There’s good reason why donor retention is a hot topic in fundraising. Encouraging existing donors to give again is far less expensive than attracting new supporters and can lead to a long-term payoff for nonprofits.
Yet donor retention is on the decline.
A 2014 study by the Urban Institute and the Association of Fundraising Professionals reported that the average annual donor-retention rate at nonprofit organizations is just 43 percent.
What does that mean in terms of dollars? For every $100 a charity raised from new donors in 2013, it lost $92 from existing donors who gave less or stopped giving entirely.
A well-run organization that focuses on holding on to donors should have a first-year retention rate of around 40 to 45 percent and a multiple-year retention rate of 75 to 85 percent, says Roger Craver, author of the book Retention Fundraising: The New Art and Science of Keeping Your Donors for Life and contributor to The Agitator blog.

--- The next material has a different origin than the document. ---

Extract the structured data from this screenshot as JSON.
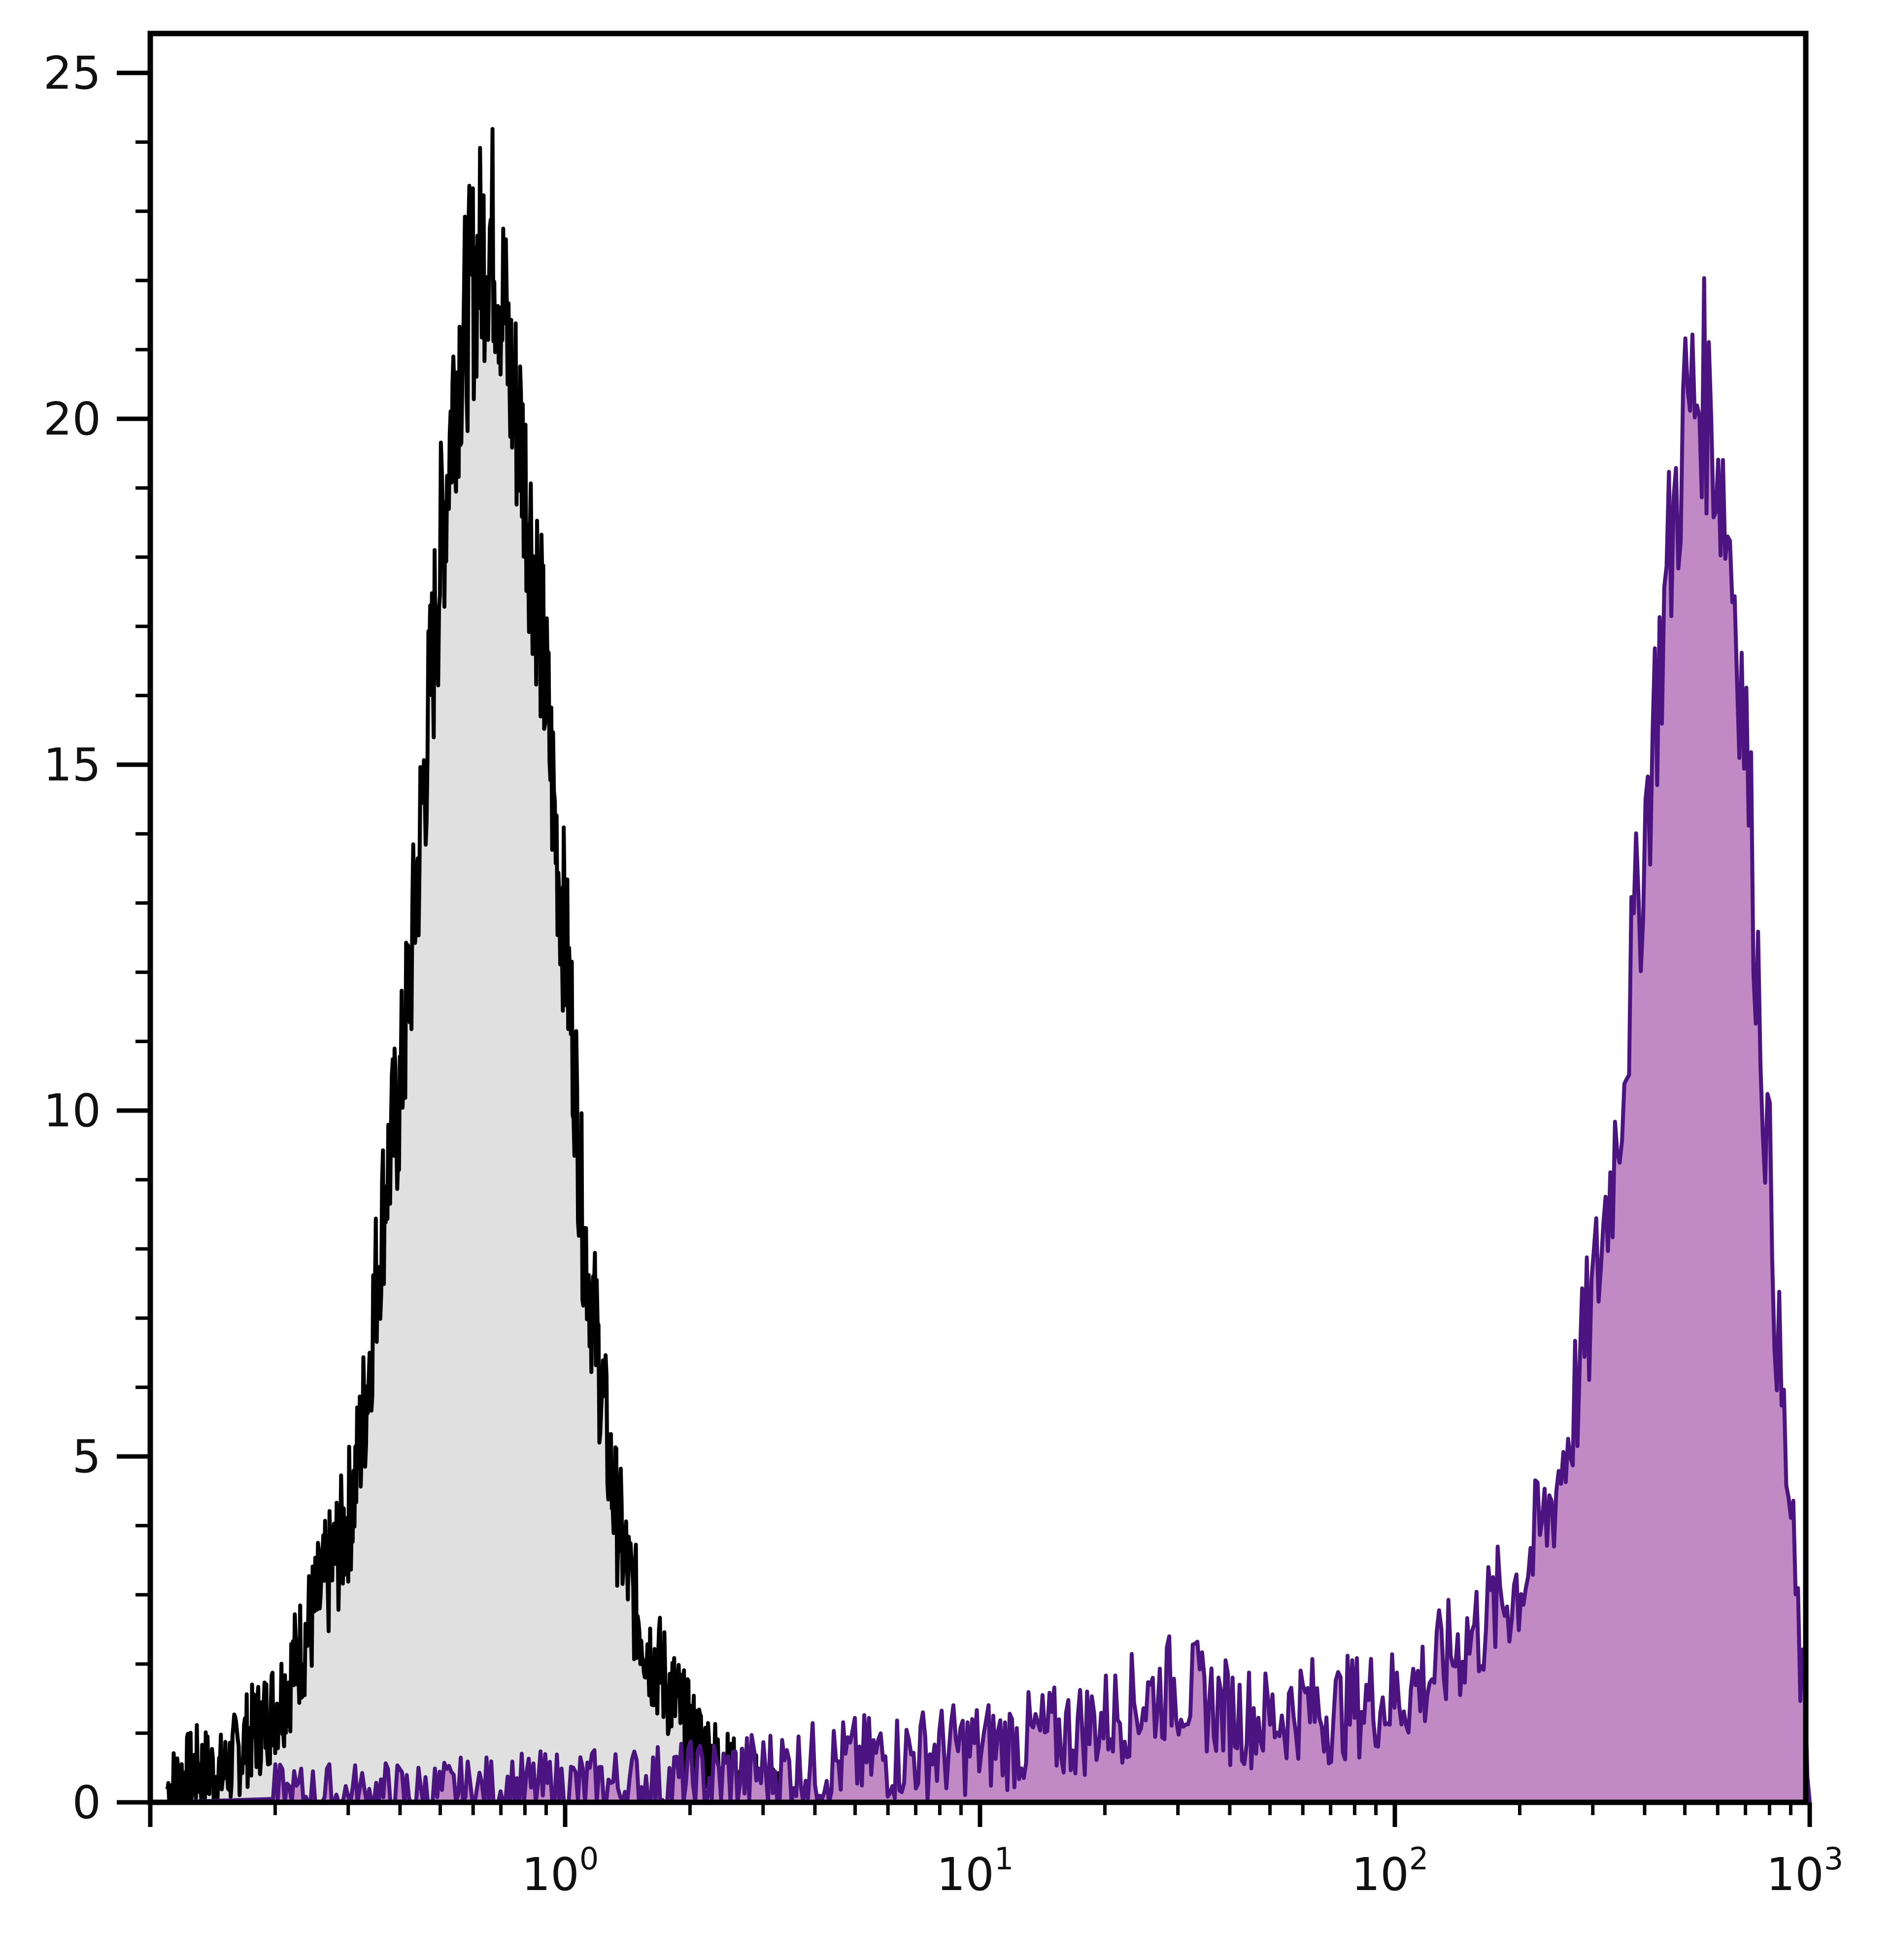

Just a small uptick in the number of people who become repeat donors can have a big impact over time. Improving retention rates by 10 percent can increase the total amount of money donors give over the course of their relationship with the charity by 150 to 200 percent, according to Adrian Sargeant, a professor of fundraising and director of the Centre for Sustainable Philanthropy at Plymouth University.
To keep donors in the fold, organizations need to make time for building relationships, say fundraising experts. That includes timely and personal gift acknowledgments, continuing communication with supporters, and recurring-donation programs, all of which can improve the odds that donors will keep giving year after year.